How and when to help are tough decisions
But no one is sure what direction the committee will go, either in terms of policy or consensus about the problem. Religious sensibilities make for complex statecraft, American officials say.
For example, many in the State Department and nongovernmental organizations in the field say that evangelicals who aggressively proselytize in traditional cultures are asking for trouble. Should the State Department spend large amounts of political capital to help those who ignore its advice?
Then there is the question to settle about states whose dominant religions make certain demands. Islam doesn't allow for conversions out of Islam. What position does the US take in Islamic countries?
Nor is a public approach to persecution always effective. "When we go high profile to lobby for a Coptic Christian in prison in Egypt, he may get killed," says one National Security Council source. "When you never hear about our efforts, that's when he may be released."
Still, many in the religious community are bothered by the flip side of the coin, what seems to be an indifference and even hostility among US Foreign Service officers toward accommodating religious faith and supporting Article 18, which the US is bound to do.
American ambassador to China James Sasser, for example, was briefed for nine months prior to presenting his credentials in Beijing - but was never informed about the "home church" movement in China, the underground Christians who may number 40 million.
"It's not just that the State Department hasn't been prepared to deal with religious-freedom issues," says one Washington insider close to the committee. "It is that they don't want to deal with them. They feel uncomfortable. Some career diplomats feel more sympathy with the government abroad than with the religious minority or missionary group."
One diplomat told the Monitor recently about a State Department library exhibit on the Dalai Lama - which ran even while the department's China desk was drafting press statements critical of Tibetan priests for "rocking the boat" with Chinese officials.
Nearly all the religious leaders contacted want freedom-of-religion standards to receive higher priority in American foreign policy.
"Through this committee, the churches could step up and act as a counterbalance to the business lobby," argues Ms. Shea of Freedom House. Her report on persecution of Christians abroad, "In the Lion's Den," will be published next month.
"Almost every human rights group - left, right, and center - agrees that the promotion of trade and profit seems to be the sole pillar of our foreign policy these days," she says. Shea wants American immigration and asylum policies toward religious persecution to match the generous policies toward Soviet Jews in the 1980s.

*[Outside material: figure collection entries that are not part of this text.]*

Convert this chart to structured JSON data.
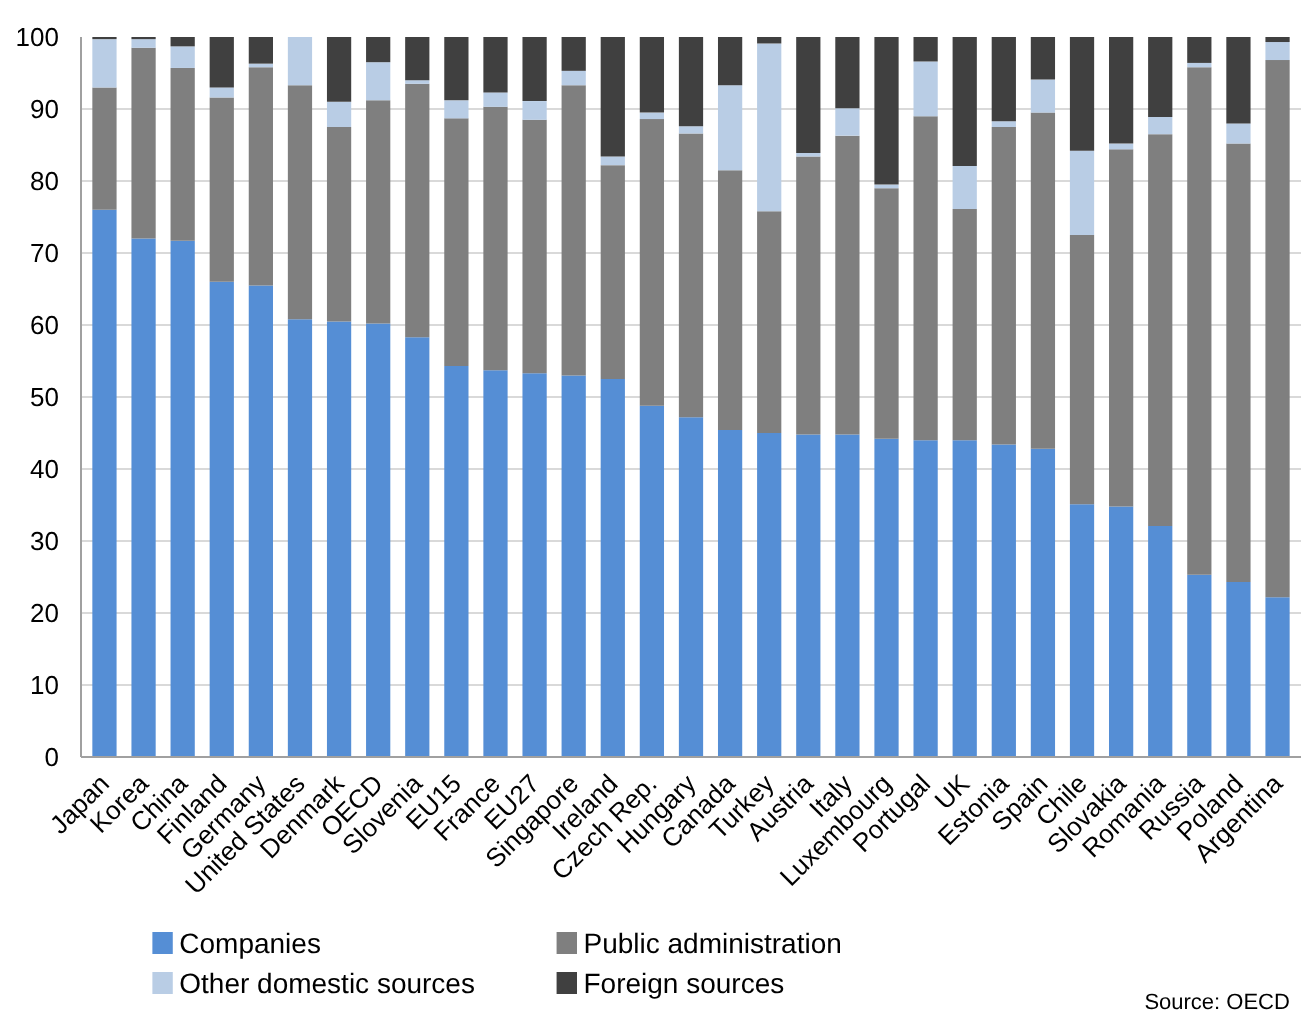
{
  "chart_data": {
    "type": "bar",
    "stacked": true,
    "categories": [
      "Japan",
      "Korea",
      "China",
      "Finland",
      "Germany",
      "United States",
      "Denmark",
      "OECD",
      "Slovenia",
      "EU15",
      "France",
      "EU27",
      "Singapore",
      "Ireland",
      "Czech Rep.",
      "Hungary",
      "Canada",
      "Turkey",
      "Austria",
      "Italy",
      "Luxembourg",
      "Portugal",
      "UK",
      "Estonia",
      "Spain",
      "Chile",
      "Slovakia",
      "Romania",
      "Russia",
      "Poland",
      "Argentina"
    ],
    "series": [
      {
        "name": "Companies",
        "color": "#558ed5",
        "values": [
          76,
          72,
          71.7,
          66,
          65.5,
          60.8,
          60.5,
          60.2,
          58.3,
          54.3,
          53.7,
          53.3,
          53,
          52.5,
          48.8,
          47.2,
          45.4,
          45,
          44.8,
          44.8,
          44.2,
          44,
          44,
          43.4,
          42.8,
          35.1,
          34.8,
          32.1,
          25.3,
          24.3,
          22.2
        ]
      },
      {
        "name": "Public administration",
        "color": "#7f7f7f",
        "values": [
          17,
          26.5,
          24,
          25.6,
          30.3,
          32.5,
          27,
          31,
          35.2,
          34.4,
          36.6,
          35.2,
          40.3,
          29.7,
          39.8,
          39.4,
          36.1,
          30.8,
          38.6,
          41.5,
          34.8,
          45,
          32.1,
          44.1,
          46.7,
          37.4,
          49.6,
          54.4,
          70.5,
          60.9,
          74.6
        ]
      },
      {
        "name": "Other domestic sources",
        "color": "#b9cde5",
        "values": [
          6.7,
          1.2,
          3,
          1.4,
          0.5,
          6.7,
          3.5,
          5.3,
          0.5,
          2.5,
          2,
          2.6,
          2,
          1.2,
          0.9,
          1,
          11.8,
          23.3,
          0.5,
          3.8,
          0.5,
          7.6,
          6,
          0.8,
          4.6,
          11.7,
          0.8,
          2.4,
          0.6,
          2.8,
          2.5
        ]
      },
      {
        "name": "Foreign sources",
        "color": "#404040",
        "values": [
          0.3,
          0.3,
          1.3,
          7,
          3.7,
          0,
          9,
          3.5,
          6,
          8.8,
          7.7,
          8.9,
          4.7,
          16.6,
          10.5,
          12.4,
          6.7,
          0.9,
          16.1,
          9.9,
          20.5,
          3.4,
          17.9,
          11.7,
          5.9,
          15.8,
          14.8,
          11.1,
          3.6,
          12,
          0.7
        ]
      }
    ],
    "ylim": [
      0,
      100
    ],
    "yticks": [
      0,
      10,
      20,
      30,
      40,
      50,
      60,
      70,
      80,
      90,
      100
    ],
    "grid": "y",
    "legend": "bottom",
    "annotations": [
      "Source: OECD"
    ]
  }
}
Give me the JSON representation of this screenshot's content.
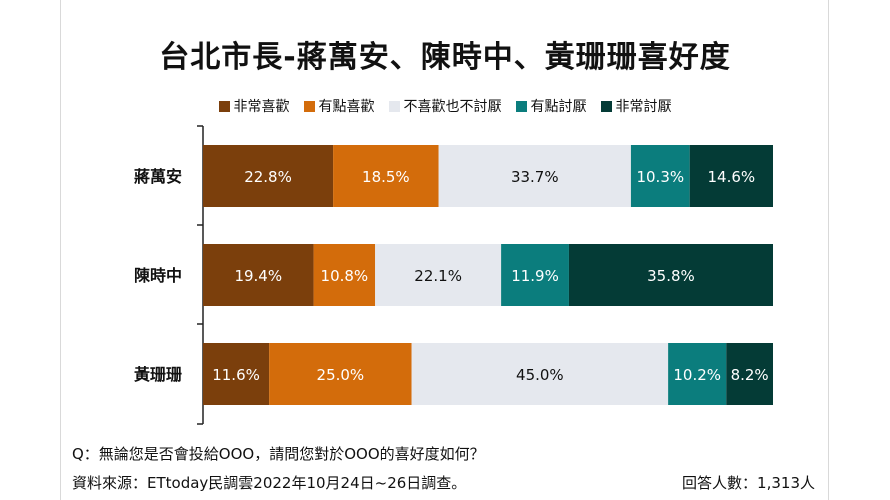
{
  "title": "台北市長-蔣萬安、陳時中、黃珊珊喜好度",
  "chart_data": {
    "type": "bar",
    "orientation": "horizontal",
    "stacked": true,
    "percent_stacked": true,
    "categories": [
      "蔣萬安",
      "陳時中",
      "黃珊珊"
    ],
    "series": [
      {
        "name": "非常喜歡",
        "color": "#7b3f0c",
        "values": [
          22.8,
          19.4,
          11.6
        ],
        "labels": [
          "22.8%",
          "19.4%",
          "11.6%"
        ]
      },
      {
        "name": "有點喜歡",
        "color": "#d36c0b",
        "values": [
          18.5,
          10.8,
          25.0
        ],
        "labels": [
          "18.5%",
          "10.8%",
          "25.0%"
        ]
      },
      {
        "name": "不喜歡也不討厭",
        "color": "#e5e8ee",
        "values": [
          33.7,
          22.1,
          45.0
        ],
        "labels": [
          "33.7%",
          "22.1%",
          "45.0%"
        ]
      },
      {
        "name": "有點討厭",
        "color": "#0b7d7d",
        "values": [
          10.3,
          11.9,
          10.2
        ],
        "labels": [
          "10.3%",
          "11.9%",
          "10.2%"
        ]
      },
      {
        "name": "非常討厭",
        "color": "#043b36",
        "values": [
          14.6,
          35.8,
          8.2
        ],
        "labels": [
          "14.6%",
          "35.8%",
          "8.2%"
        ]
      }
    ],
    "legend_position": "top",
    "grid": false
  },
  "footer": {
    "question": "Q：無論您是否會投給OOO，請問您對於OOO的喜好度如何？",
    "source": "資料來源：ETtoday民調雲2022年10月24日~26日調查。",
    "respondents": "回答人數：1,313人"
  }
}
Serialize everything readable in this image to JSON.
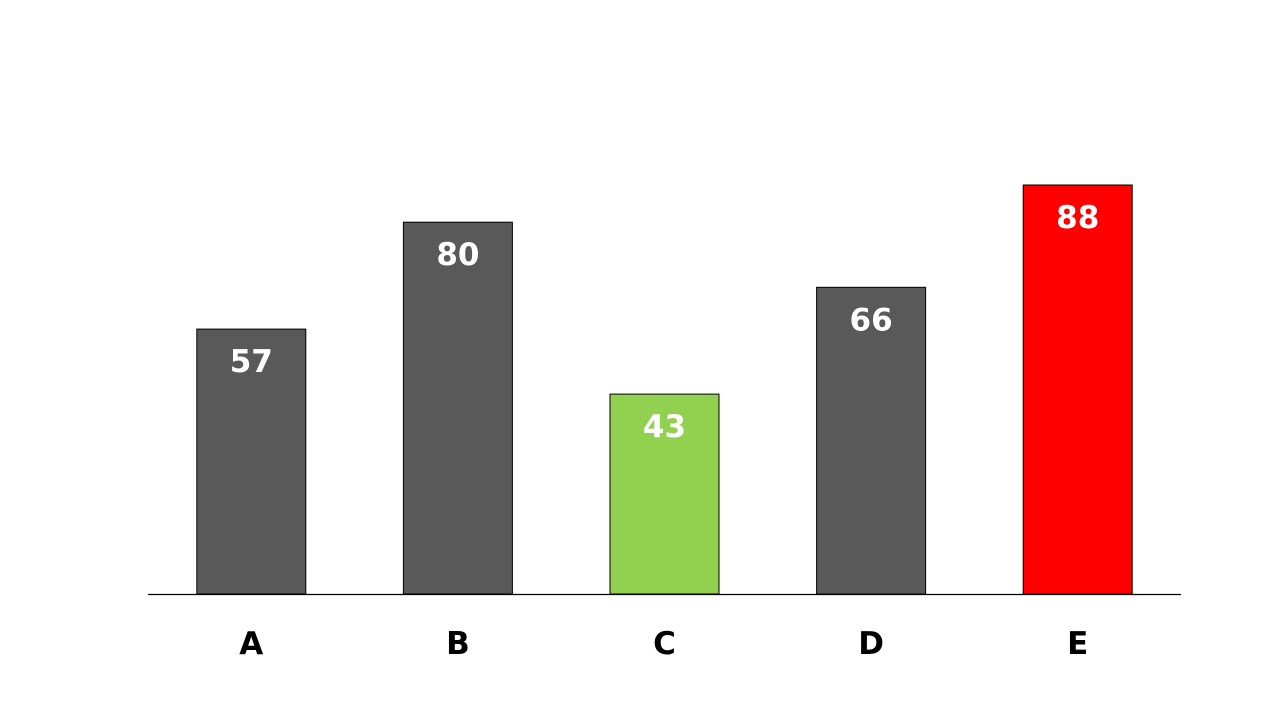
{
  "chart_data": {
    "type": "bar",
    "title": "",
    "xlabel": "",
    "ylabel": "",
    "categories": [
      "A",
      "B",
      "C",
      "D",
      "E"
    ],
    "values": [
      57,
      80,
      43,
      66,
      88
    ],
    "ylim": [
      0,
      100
    ],
    "grid": false,
    "bar_colors": [
      "#595959",
      "#595959",
      "#92d050",
      "#595959",
      "#ff0000"
    ],
    "bar_outline_color": "#000000",
    "data_label_color": "#ffffff",
    "axis_color": "#000000",
    "data_labels": [
      "57",
      "80",
      "43",
      "66",
      "88"
    ]
  }
}
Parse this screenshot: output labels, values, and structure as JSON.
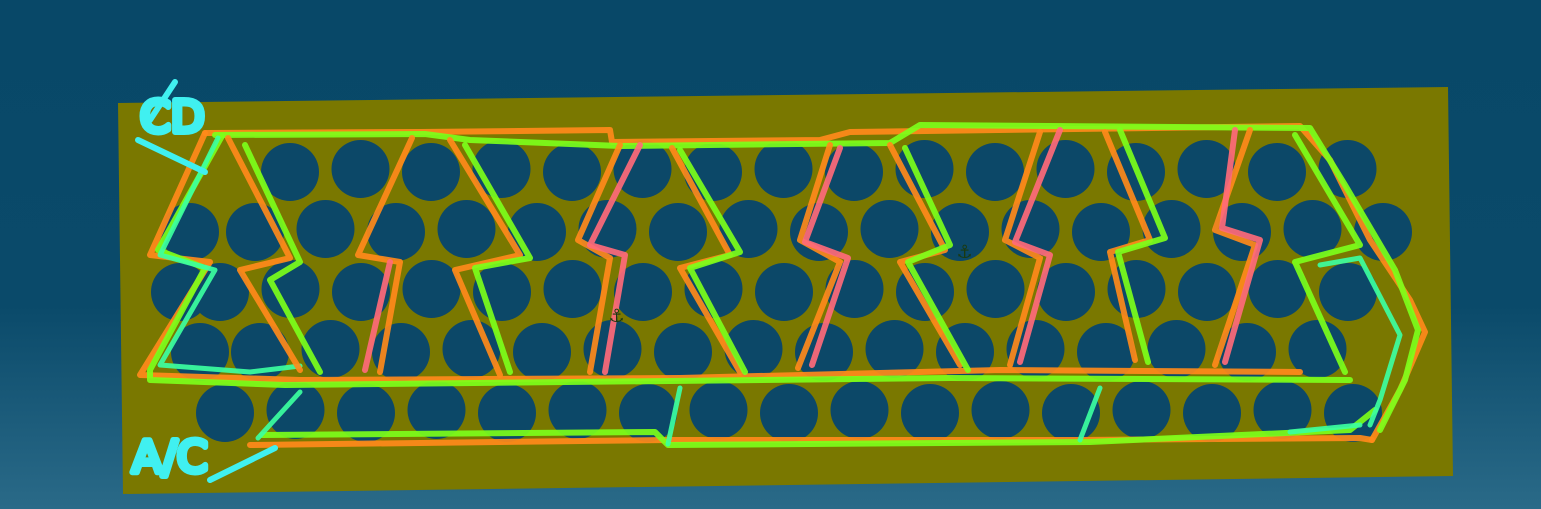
{
  "annotations": {
    "top_left_label": "CD",
    "bottom_left_label": "A/C"
  },
  "markers": [
    {
      "name": "anchor-marker-1",
      "glyph": "⚓"
    },
    {
      "name": "anchor-marker-2",
      "glyph": "⚓"
    }
  ],
  "colors": {
    "background_top": "#084868",
    "background_bottom": "#2a6a88",
    "plate": "#7a7800",
    "hole": "#0c4868",
    "stroke_orange": "#ff8a1a",
    "stroke_green": "#7cff1a",
    "stroke_teal": "#3cffa0",
    "stroke_pink": "#ff6a7a",
    "annotation": "#40f0f0"
  }
}
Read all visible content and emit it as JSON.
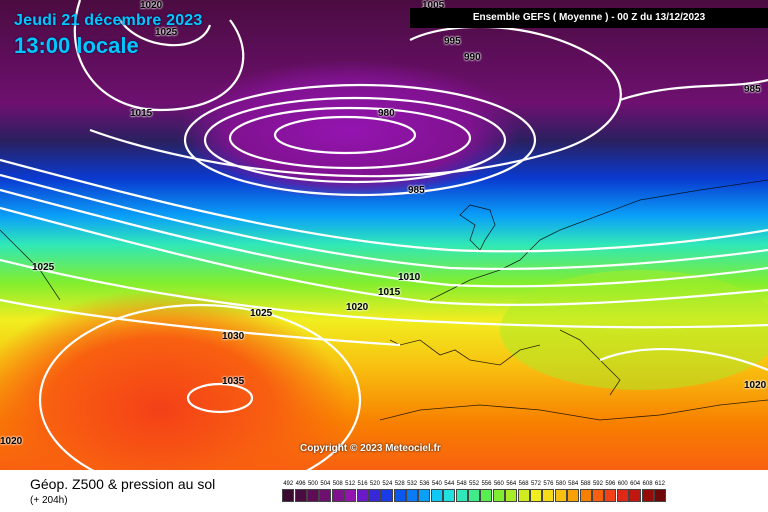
{
  "header": {
    "date": "Jeudi 21 décembre 2023",
    "local_time": "13:00 locale",
    "model_run": "Ensemble GEFS  ( Moyenne )  -  00 Z du 13/12/2023"
  },
  "copyright": "Copyright © 2023 Meteociel.fr",
  "footer": {
    "title": "Géop. Z500 & pression au sol",
    "lead_time": "(+ 204h)"
  },
  "isobar_labels": [
    "1020",
    "1025",
    "1005",
    "995",
    "990",
    "985",
    "1015",
    "980",
    "985",
    "1025",
    "1010",
    "1015",
    "1020",
    "1025",
    "1030",
    "1035",
    "1020",
    "1020"
  ],
  "legend": {
    "values": [
      "492",
      "496",
      "500",
      "504",
      "508",
      "512",
      "516",
      "520",
      "524",
      "528",
      "532",
      "536",
      "540",
      "544",
      "548",
      "552",
      "556",
      "560",
      "564",
      "568",
      "572",
      "576",
      "580",
      "584",
      "588",
      "592",
      "596",
      "600",
      "604",
      "608",
      "612"
    ],
    "colors": [
      "#3a0a30",
      "#4a0c40",
      "#5c0d55",
      "#6e1070",
      "#801290",
      "#9414b0",
      "#6a1ac8",
      "#3828d8",
      "#1a3ce8",
      "#0a58f0",
      "#0a7af5",
      "#0aa0f8",
      "#10c8f5",
      "#20e0e0",
      "#30e8b8",
      "#40ec88",
      "#58ee50",
      "#80ee30",
      "#a8ec28",
      "#d0ec20",
      "#f0ee20",
      "#f8dc18",
      "#f8c010",
      "#f8a008",
      "#f88000",
      "#f86010",
      "#f44018",
      "#e02818",
      "#c01810",
      "#980c08",
      "#700808"
    ]
  }
}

Critics like Dr. Horowitz characterize the new committee as a "charade" that will have little clout in the White House and whose only purpose is to appease the domestic American religious constituency.
"I didn't sign up for a charade," replies committee member Dr. Lipstadt. "And it better not be a charade."
Other participants include David Little of the US Institute for Peace; Rabbi Irving Greenberg of the National Jewish Center for Learning and Leadership; Don Argue, president of the National Association of Evangelicals; Wilma Ellis of the Bahais of America; Diana Eck of Harvard University; Imam Wallace Deen Mohammed, leader of the Society of Muslims, the largest black Muslim group in America; and the Rev. Joan Brown Campbell of the National Council of the Churches of Christ.
Considering that the US was formed by the children of immigrants seeking religious freedom, and that one of the main innovations of America is the First Amendment guaranteeing religious freedom, many religious leaders say the new committee is long overdue.
Dr. Little, a Yale professor prior to joining the committee, says, "The US has a special role in religious-freedom issues. Our own history of working out relations between church and state, while not always a model, still offers an important history for others to look at in terms of peaceful coexistence."